216. It is observed that many systemically important non-deposit taking NBFCs are highly leveraged and use short-term sources to fund their activities. In the light of international developments and increasing bank exposure to these systemically important NBFCs, it has now been decided to review the regulations in respect of capital adequacy, liquidity and disclosure norms. Revised instructions will be issued by May 31, 2008.

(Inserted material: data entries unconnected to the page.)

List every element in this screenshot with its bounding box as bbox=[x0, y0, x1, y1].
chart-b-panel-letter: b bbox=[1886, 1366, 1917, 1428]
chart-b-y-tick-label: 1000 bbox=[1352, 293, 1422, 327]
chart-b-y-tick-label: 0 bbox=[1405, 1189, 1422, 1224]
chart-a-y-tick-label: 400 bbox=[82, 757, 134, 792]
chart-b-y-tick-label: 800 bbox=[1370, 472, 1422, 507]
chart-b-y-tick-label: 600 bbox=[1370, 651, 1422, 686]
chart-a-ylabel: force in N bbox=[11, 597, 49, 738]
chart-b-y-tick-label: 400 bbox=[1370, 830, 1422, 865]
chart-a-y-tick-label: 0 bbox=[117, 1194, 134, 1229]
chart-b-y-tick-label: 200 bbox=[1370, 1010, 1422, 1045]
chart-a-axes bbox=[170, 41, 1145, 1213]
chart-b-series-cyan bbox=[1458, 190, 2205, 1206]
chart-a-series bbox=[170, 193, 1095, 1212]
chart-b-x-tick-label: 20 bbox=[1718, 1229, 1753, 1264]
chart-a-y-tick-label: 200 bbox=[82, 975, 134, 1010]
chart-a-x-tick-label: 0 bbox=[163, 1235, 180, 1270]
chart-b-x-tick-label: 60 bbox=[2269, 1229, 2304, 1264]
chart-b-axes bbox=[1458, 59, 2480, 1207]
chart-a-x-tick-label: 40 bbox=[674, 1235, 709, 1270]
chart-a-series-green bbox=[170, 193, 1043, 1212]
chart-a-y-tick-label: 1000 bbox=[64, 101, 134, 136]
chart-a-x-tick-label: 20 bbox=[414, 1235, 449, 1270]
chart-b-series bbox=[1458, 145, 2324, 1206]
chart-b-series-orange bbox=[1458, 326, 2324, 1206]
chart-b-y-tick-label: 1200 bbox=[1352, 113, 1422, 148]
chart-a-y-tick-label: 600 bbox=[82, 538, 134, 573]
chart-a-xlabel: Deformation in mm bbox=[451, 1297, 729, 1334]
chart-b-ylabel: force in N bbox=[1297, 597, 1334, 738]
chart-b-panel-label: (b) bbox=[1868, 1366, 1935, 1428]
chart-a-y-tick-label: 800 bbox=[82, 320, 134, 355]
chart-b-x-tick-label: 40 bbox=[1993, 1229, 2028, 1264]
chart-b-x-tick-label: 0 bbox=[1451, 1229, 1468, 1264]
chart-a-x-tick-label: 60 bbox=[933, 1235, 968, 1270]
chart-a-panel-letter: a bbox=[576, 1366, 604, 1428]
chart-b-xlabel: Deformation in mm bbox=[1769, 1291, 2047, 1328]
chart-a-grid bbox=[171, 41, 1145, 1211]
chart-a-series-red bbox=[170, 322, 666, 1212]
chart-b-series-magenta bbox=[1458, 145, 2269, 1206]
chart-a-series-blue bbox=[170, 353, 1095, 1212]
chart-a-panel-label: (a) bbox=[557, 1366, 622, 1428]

Committee on Financial Sector Assessment: Developments
217. The Mid-Term Review of October 2007 had outlined the progress made by the Committee on Financial Sector Assessment (CFSA) (Chairman: Dr.Rakesh Mohan; Co-Chairman: Dr.D.Subbarao). Since then, the four Advisory Panels constituted by the Committee covering Financial Stability Assessment and Stress Testing, assessment of relevant international standards and codes as applicable to Financial Regulation and Supervision, Institutions and Market Structure and Transparency Standards have prepared their draft reports and these reports have been sent to external peer reviewers in relevant subject areas. The comments from the peer reviewers on five out of eleven reports have already been received. Two external experts have also been undertaking an overarching review of all draft reports. The peer reviews are expected to be completed by May 2008 and the CFSA has proposed a two-day seminar in Mumbai for closer interaction with peer reviewers. The reports of the CFSA as also those of Advisory Panels are expected to be finalised by end-June 2008 and will be placed thereafter on the Reserve Bank's website.
218. A review of the Annual Statement on Developmental and Regulatory Policies will be undertaken on October 24, 2008.